You can decode with \textbf{any} method you want, look anywhere you like for the one that fits you better, but you have to insert a reference and briefly describe the procedure you perform.

codes.GolayCode?

Init signature: codes.GolayCode(base_field, extended=True)
Docstring:     
   Representation of a Golay Code.

   INPUT:

   * "base_field" -- The base field over which the code is defined.
     Can only be "GF(2)" or "GF(3)".

   * "extended" -- (default: "True") if set to "True", creates an
     extended Golay code.

   EXAMPLES:

      sage: codes.GolayCode(GF(2))
      [24, 12, 8] Extended Golay code over GF(2)

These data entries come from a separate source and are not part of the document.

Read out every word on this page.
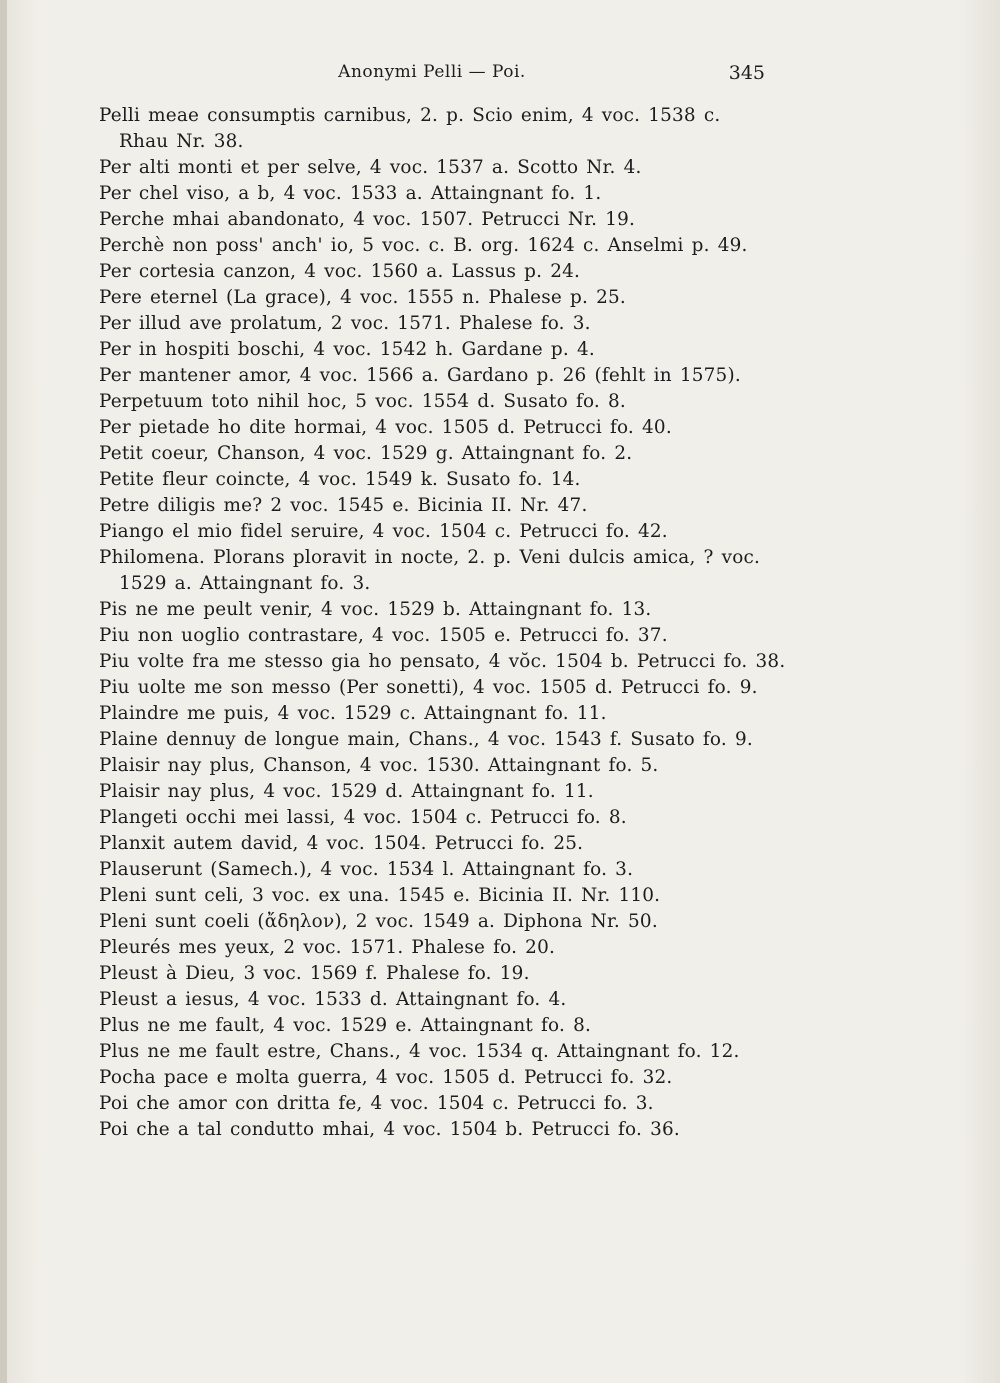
Anonymi Pelli — Poi.	345
Pelli meae consumptis carnibus, 2. p. Scio enim, 4 voc. 1538 c.
Rhau Nr. 38.
Per alti monti et per selve, 4 voc. 1537 a. Scotto Nr. 4.
Per chel viso, a b, 4 voc. 1533 a. Attaingnant fo. 1.
Perche mhai abandonato, 4 voc. 1507. Petrucci Nr. 19.
Perchè non poss' anch' io, 5 voc. c. B. org. 1624 c. Anselmi p. 49.
Per cortesia canzon, 4 voc. 1560 a. Lassus p. 24.
Pere eternel (La grace), 4 voc. 1555 n. Phalese p. 25.
Per illud ave prolatum, 2 voc. 1571. Phalese fo. 3.
Per in hospiti boschi, 4 voc. 1542 h. Gardane p. 4.
Per mantener amor, 4 voc. 1566 a. Gardano p. 26 (fehlt in 1575).
Perpetuum toto nihil hoc, 5 voc. 1554 d. Susato fo. 8.
Per pietade ho dite hormai, 4 voc. 1505 d. Petrucci fo. 40.
Petit coeur, Chanson, 4 voc. 1529 g. Attaingnant fo. 2.
Petite fleur coincte, 4 voc. 1549 k. Susato fo. 14.
Petre diligis me? 2 voc. 1545 e. Bicinia II. Nr. 47.
Piango el mio fidel seruire, 4 voc. 1504 c. Petrucci fo. 42.
Philomena. Plorans ploravit in nocte, 2. p. Veni dulcis amica, ? voc.
1529 a. Attaingnant fo. 3.
Pis ne me peult venir, 4 voc. 1529 b. Attaingnant fo. 13.
Piu non uoglio contrastare, 4 voc. 1505 e. Petrucci fo. 37.
Piu volte fra me stesso gia ho pensato, 4 vŏc. 1504 b. Petrucci fo. 38.
Piu uolte me son messo (Per sonetti), 4 voc. 1505 d. Petrucci fo. 9.
Plaindre me puis, 4 voc. 1529 c. Attaingnant fo. 11.
Plaine dennuy de longue main, Chans., 4 voc. 1543 f. Susato fo. 9.
Plaisir nay plus, Chanson, 4 voc. 1530. Attaingnant fo. 5.
Plaisir nay plus, 4 voc. 1529 d. Attaingnant fo. 11.
Plangeti occhi mei lassi, 4 voc. 1504 c. Petrucci fo. 8.
Planxit autem david, 4 voc. 1504. Petrucci fo. 25.
Plauserunt (Samech.), 4 voc. 1534 l. Attaingnant fo. 3.
Pleni sunt celi, 3 voc. ex una. 1545 e. Bicinia II. Nr. 110.
Pleni sunt coeli (ἄδηλον), 2 voc. 1549 a. Diphona Nr. 50.
Pleurés mes yeux, 2 voc. 1571. Phalese fo. 20.
Pleust à Dieu, 3 voc. 1569 f. Phalese fo. 19.
Pleust a iesus, 4 voc. 1533 d. Attaingnant fo. 4.
Plus ne me fault, 4 voc. 1529 e. Attaingnant fo. 8.
Plus ne me fault estre, Chans., 4 voc. 1534 q. Attaingnant fo. 12.
Pocha pace e molta guerra, 4 voc. 1505 d. Petrucci fo. 32.
Poi che amor con dritta fe, 4 voc. 1504 c. Petrucci fo. 3.
Poi che a tal condutto mhai, 4 voc. 1504 b. Petrucci fo. 36.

   Another example with the perfect binary Golay code:

      sage: codes.GolayCode(GF(2), False)
      [23, 12, 7]  Golay code over GF(2)
File:           /private/var/tmp/sage-10.2-current/local/var/lib/sage/venv-python3.11.1/lib/python3.11/site-packages/sage/coding/golay_code.py
Type:           type
Subclasses:     GolayCode_with_category

F = GF(2)
C = codes.GolayCode(base_field = F,extended = False)
n = C.length()
k = C.dimension()
C

[23, 12, 7]  Golay code over GF(2)

show(C.systematic_generator_matrix())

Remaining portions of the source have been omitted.